Una nottata di pesca sul Trasimeno, in compagnia di un provetto pescatore del luogo, che avrebbe condotto la sognatrice Mamma Monica lungo tutto il litorale del lago, alla ricerca dei pesci più luccicanti.
Una nottata da trascorrere a bordo di una barchetta rosso vermiglio, con tanto di nodi marinari “semplici” a decorarne i fianchi… proprio come l’esemplare dei tempi che furono.
Una nottata che avrebbe rievocato tutto il bel paesaggio lacustre, e, al contempo, i suoi pesci e i loro relativi ghiotti mangiatori (ossia i Gatti e la Risolartista!).
Per poter realizzare il progetto appena dettagliato, servivano, come di consueto, i materiali giusti. Senza quelli, il Maestro Anton Maria non avrebbe potuto fare nulla.
Per quanto riguardava la barca, un pezzetto dei resti di quella originale trovata a Zocco era sufficiente. Il problema era il mezzo con cui farla muovere: remi, vela, o motore?
L’idea venne al Gatto Cappelletto, che era appena tornato dagli orti, con un cestino pieno di zucchine tenerissime. Zucchine che presentavano ciascuna un bel fiore a un’estremità.
Perché non rendere quel fiore una sorta di motore a pale per far muovere la barchetta? Sembrava una trovata geniale! Sicuramente il Maestro artigiano avrebbe saputo renderla realtà…

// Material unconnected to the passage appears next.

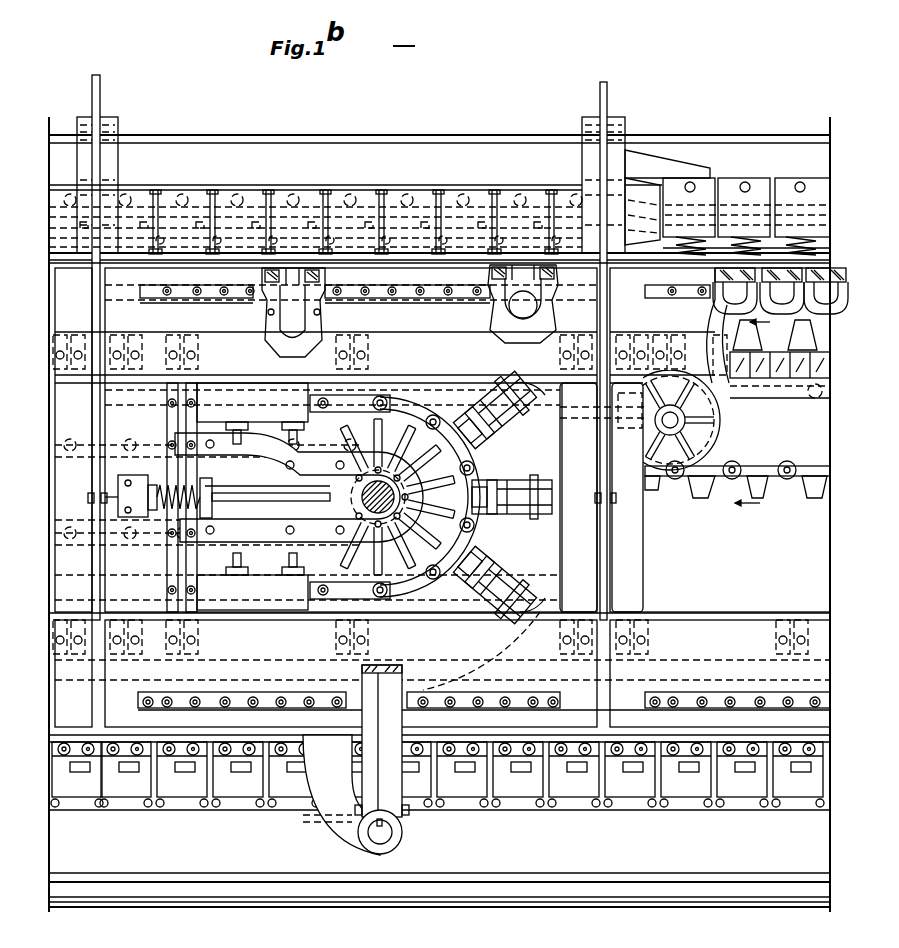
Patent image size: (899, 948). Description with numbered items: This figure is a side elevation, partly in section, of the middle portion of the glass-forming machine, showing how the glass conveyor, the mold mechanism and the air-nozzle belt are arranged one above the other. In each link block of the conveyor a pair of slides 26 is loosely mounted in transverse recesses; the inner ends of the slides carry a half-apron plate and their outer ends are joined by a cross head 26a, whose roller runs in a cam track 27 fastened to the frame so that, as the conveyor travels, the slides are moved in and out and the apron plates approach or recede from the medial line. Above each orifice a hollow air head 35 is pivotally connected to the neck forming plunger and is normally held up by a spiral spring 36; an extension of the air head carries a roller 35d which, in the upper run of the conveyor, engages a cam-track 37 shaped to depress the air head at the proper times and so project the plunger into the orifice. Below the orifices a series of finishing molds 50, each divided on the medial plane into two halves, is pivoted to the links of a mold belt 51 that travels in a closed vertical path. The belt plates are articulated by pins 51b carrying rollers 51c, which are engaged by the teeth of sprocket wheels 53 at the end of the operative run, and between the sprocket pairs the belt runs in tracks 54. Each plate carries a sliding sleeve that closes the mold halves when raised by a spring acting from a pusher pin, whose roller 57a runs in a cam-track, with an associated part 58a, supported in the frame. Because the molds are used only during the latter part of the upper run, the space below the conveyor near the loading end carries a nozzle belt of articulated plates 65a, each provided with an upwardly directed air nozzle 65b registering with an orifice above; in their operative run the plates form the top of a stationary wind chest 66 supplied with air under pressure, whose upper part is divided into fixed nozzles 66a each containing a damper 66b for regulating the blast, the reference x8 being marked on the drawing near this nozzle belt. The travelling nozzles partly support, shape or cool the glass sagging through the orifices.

L’ultima cosa da recuperare era il nocchiere-pescatore, che avrebbe accompagnato la Mamma Monica a pescare.
Trovare un animaletto adatto da cui prendere “un pezzetto” (come un pelo, o un’unghia) era una faccenda complicata. Nessuno tra le loro conoscenze sembrava essere particolarmente adatto a diventare un pescatore…
La Gatta Ittica, da esperta frequentatrice di porti, si incaricò di recuperare l’oggetto che poteva fare al caso loro. Non dovevano preoccuparsi: qualcosa si sarebbe fatta venire in mente.

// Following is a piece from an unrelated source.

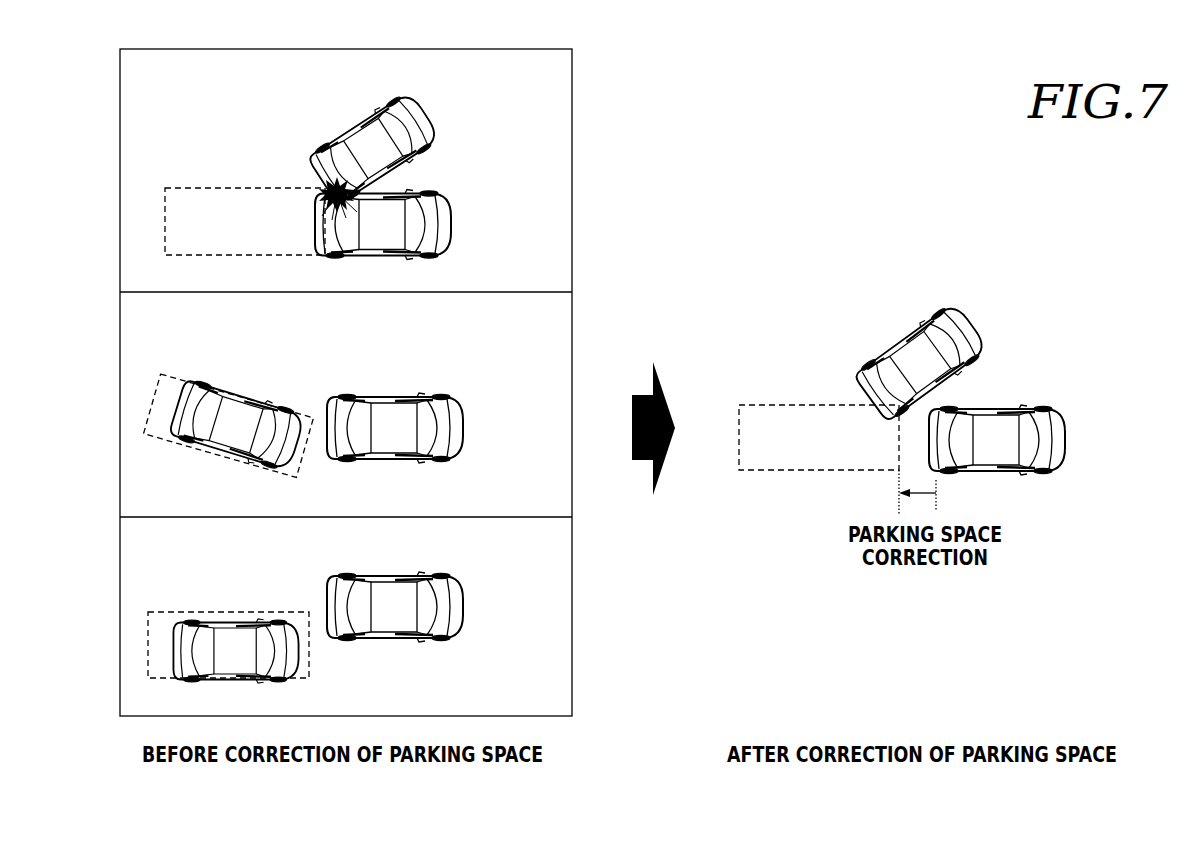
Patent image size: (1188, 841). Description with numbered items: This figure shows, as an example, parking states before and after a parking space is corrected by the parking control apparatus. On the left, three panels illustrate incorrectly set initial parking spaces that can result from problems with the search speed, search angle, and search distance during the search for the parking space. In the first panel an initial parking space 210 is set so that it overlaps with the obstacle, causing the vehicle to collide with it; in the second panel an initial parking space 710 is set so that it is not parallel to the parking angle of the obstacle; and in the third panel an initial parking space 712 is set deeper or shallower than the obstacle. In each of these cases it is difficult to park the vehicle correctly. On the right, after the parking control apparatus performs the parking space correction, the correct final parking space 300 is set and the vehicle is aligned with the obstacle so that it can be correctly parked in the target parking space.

The initial parking space 210 is at (215, 187).
The final parking space 300 is at (767, 405).
The initial parking space 710 is at (172, 373).
The initial parking space 712 is at (170, 612).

E così, la sera successiva, Leccino, la Risolartista e la Gatta Ittica, si presentarono alla porta del Castello di Zocco, deponendo sulla soglia tutti gli oggetti che il Maestro Anton Maria avrebbe trasformato in gioiello. C’era il pezzo di barca, il fiore di zucca e… una piuma azzurra.

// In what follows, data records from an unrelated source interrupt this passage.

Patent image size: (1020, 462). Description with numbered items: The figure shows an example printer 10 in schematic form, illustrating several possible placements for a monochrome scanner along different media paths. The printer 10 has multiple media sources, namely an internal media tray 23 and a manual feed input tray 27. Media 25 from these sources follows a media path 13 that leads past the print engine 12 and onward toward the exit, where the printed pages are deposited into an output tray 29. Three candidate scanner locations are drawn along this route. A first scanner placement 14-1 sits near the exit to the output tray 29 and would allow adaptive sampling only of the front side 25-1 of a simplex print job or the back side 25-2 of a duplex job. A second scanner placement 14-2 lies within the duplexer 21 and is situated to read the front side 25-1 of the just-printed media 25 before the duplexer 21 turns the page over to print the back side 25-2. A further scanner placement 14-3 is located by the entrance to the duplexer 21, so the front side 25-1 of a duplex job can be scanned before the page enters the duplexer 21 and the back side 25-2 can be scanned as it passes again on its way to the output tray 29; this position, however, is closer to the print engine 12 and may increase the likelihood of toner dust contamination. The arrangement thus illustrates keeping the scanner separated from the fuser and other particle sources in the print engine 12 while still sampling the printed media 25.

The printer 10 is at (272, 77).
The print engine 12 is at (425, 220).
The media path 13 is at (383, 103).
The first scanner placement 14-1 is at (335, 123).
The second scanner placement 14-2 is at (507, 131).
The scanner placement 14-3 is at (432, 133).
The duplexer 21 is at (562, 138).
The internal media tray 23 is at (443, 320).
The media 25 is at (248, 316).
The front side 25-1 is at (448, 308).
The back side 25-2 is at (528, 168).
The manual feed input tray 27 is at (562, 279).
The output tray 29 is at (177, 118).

Una piuma di Martin Pescatore: il miglior uccello che potesse assumersi il ruolo di nocchiere-pescatore!
Una notte di intenso lavoro, e l’opera fu conclusa.
La Risolartista, incontenibile nella sua voglia di vedere cosa fosse venuto fuori, si precipitò al Castello ancor prima di colazione.
Anche quella volta, l’artigiano aveva creato un capolavoro: la collana era perfetta. Era esattamente come la sua mente d’artista l’aveva immaginata. Un girocollo d’oro zecchino, con una successione di nodi piani dipinti di rosso vermiglio. Un gioiello degno di una regina della pesca lacustre. Un gioiello che, nel suo essere tutto pieno di nodi, avrebbe ricordato alla destinataria l’affetto degli ideatori nei suoi confronti.
Sarebbe stata una collana di nodi d’amore che sempre l’avrebbero tenuta legata al Trasimeno, e ai suoi pittoreschi abitanti.